Winner’s curse is common only for common value auctions, since on private value auctions there is no point to overpay for the asset because the value of this asset is different for each individual. Individuals will not pay more, if they know that the paid price will not justify their need of this asset.
Question #3
Versions A, B, and C of the bill are to be passed There are three versions of bill to be passed, A, B and C. The preferences of 12 members of a committee are as follows:
1: Four people prefer version A to version B to Version C.
2: Four people prefer version B to version C to version A.
3: Four people prefer version C to version A to Version B.

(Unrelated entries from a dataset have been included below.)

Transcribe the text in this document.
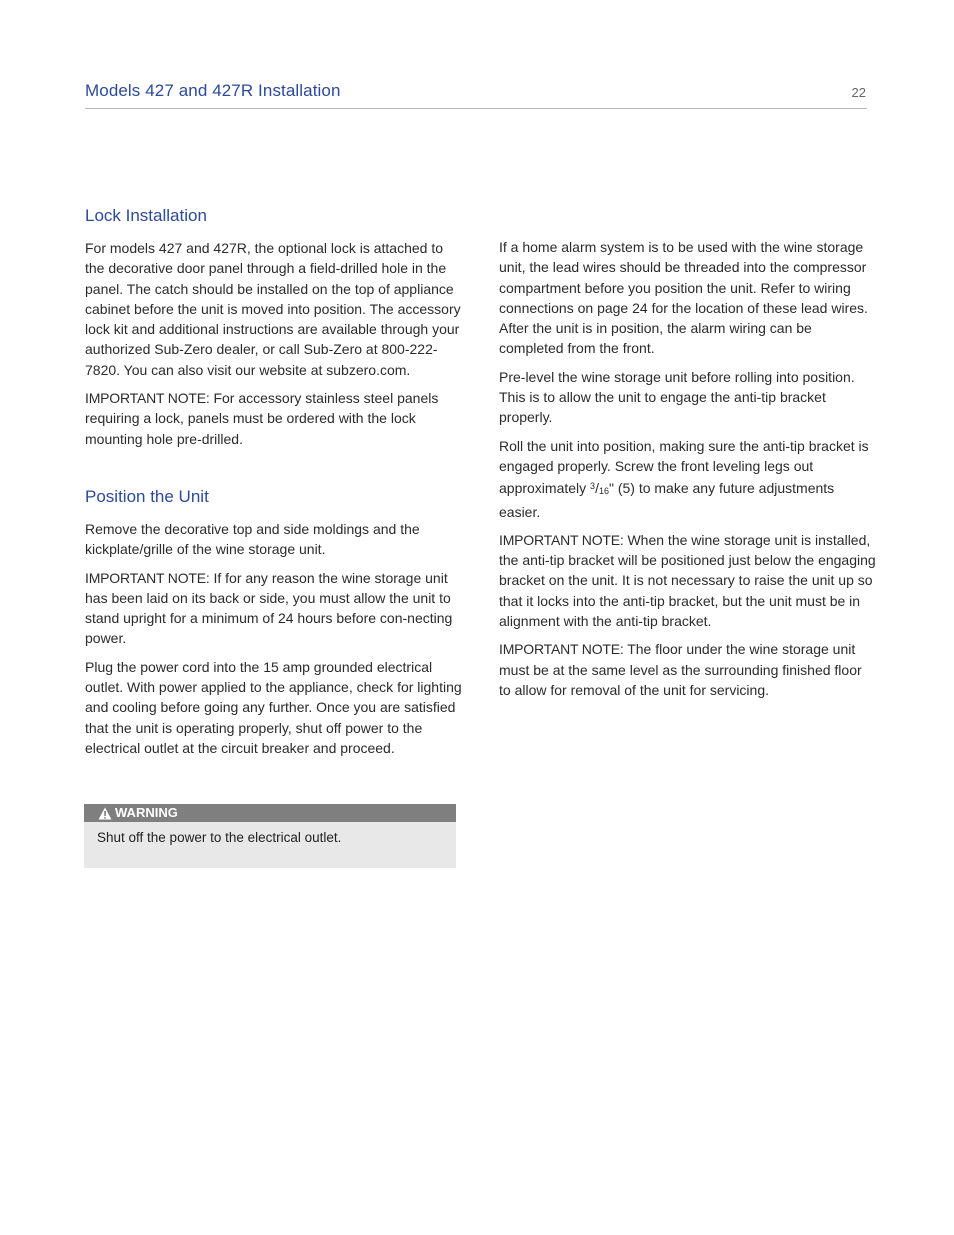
Models 427 and 427R Installation	22
Lock Installation

For models 427 and 427R, the optional lock is attached to the decorative door panel through a field-drilled hole in the panel. The catch should be installed on the top of appliance cabinet before the unit is moved into position. The accessory lock kit and additional instructions are available through your authorized Sub-Zero dealer, or call Sub-Zero at 800-222-7820. You can also visit our website at subzero.com.

IMPORTANT NOTE: For accessory stainless steel panels requiring a lock, panels must be ordered with the lock mounting hole pre-drilled.

Position the Unit

Remove the decorative top and side moldings and the kickplate/grille of the wine storage unit.

IMPORTANT NOTE: If for any reason the wine storage unit has been laid on its back or side, you must allow the unit to stand upright for a minimum of 24 hours before con-necting power.

Plug the power cord into the 15 amp grounded electrical outlet. With power applied to the appliance, check for lighting and cooling before going any further. Once you are satisfied that the unit is operating properly, shut off power to the electrical outlet at the circuit breaker and proceed.

WARNING
Shut off the power to the electrical outlet.

If a home alarm system is to be used with the wine storage unit, the lead wires should be threaded into the compressor compartment before you position the unit. Refer to wiring connections on page 24 for the location of these lead wires. After the unit is in position, the alarm wiring can be completed from the front.

Pre-level the wine storage unit before rolling into position. This is to allow the unit to engage the anti-tip bracket properly.

Roll the unit into position, making sure the anti-tip bracket is engaged properly. Screw the front leveling legs out approximately $^3/_{16}$" (5) to make any future adjustments easier.

IMPORTANT NOTE: When the wine storage unit is installed, the anti-tip bracket will be positioned just below the engaging bracket on the unit. It is not necessary to raise the unit up so that it locks into the anti-tip bracket, but the unit must be in alignment with the anti-tip bracket.

IMPORTANT NOTE: The floor under the wine storage unit must be at the same level as the surrounding finished floor to allow for removal of the unit for servicing.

Game theory can be applied to determine the winner (Owen, 2013). The chairman of this committee can hold 2 alternatives against each other and then the winning alternative will be held with the last one.
Situation #1
If Bill A is being voted against Bill B, then:
Type 1, people vote for A
Type 2 people vote for B
Type 3 people vote for A
Thus, Bill A gets 8 votes and Bill B gets 4 votes. In such case, Bill A is the winner
Now, A competes against C
Type 1, people vote for A
Type 2 people vote for C
Type 3 people vote for C
Thus, Bill A gets 4 votes and Bill C gets 8 votes. In such case, Bill C is the winner
The overall winner is Bill C
Situation #2
If Bill A is being voted against Bill C, then:
Type 1: 4 people vote for A
Type 2: 4 people vote for C
Type 3: 4 people vote for C
Thus, Bill A gets 4 votes and Bill C gets 8 votes. In such case, C is the winner
Now, Bill B competes against Bill C
Type 1: 4 people vote for B
Type 2: 4 people vote for B
Type 3: 4 people vote for C
Thus, Bill B gets 8 votes and Bill C gets 4 votes. In such case, Bill B is the winner
The overall winner is Bill B
Sitation #3
If Bill B is being voted against Bill C, then:
Type 1: 4 people vote for B
Type 2: 4 people vote for B
Type 3: 4 people vote for C
Thus, Bill B gets 8 votes and Bill C gets 4 votes. In such case, bill B is the winner
Now, Bill A competes against Bill B
Type 1: 4 people vote for A
Type 2: 4 people vote for B
Type 3: 4 people vote for A
Thus, Bill A gets 8 votes and Bill B gets 4 votes. In such case, Bill A is the winner
The overall winner is Bill A
Based on the result, we can make a conclusion that there might be 3 different winners, based on the choice of bills for the first round. In such case, the chair can influence the result according to his preferences. The main point is not to put the preference into the first round.
Works cited
Brams, Steven J., and Alan D. Taylor. Two stage auctions II: commom-value strategies and the winner's curse. New York: C.V. Starr Center for Applied Economics, Faculty of Arts and Science Dept. of Economics, 1992. Print.
Owen, Guillermo. Game theory. Bingley, UK: Emerald, 2013. Print.
Rasmussen, Svend. Production economics: the basic theory of production optimisation. Heidelberg: Springer, 2013. Print.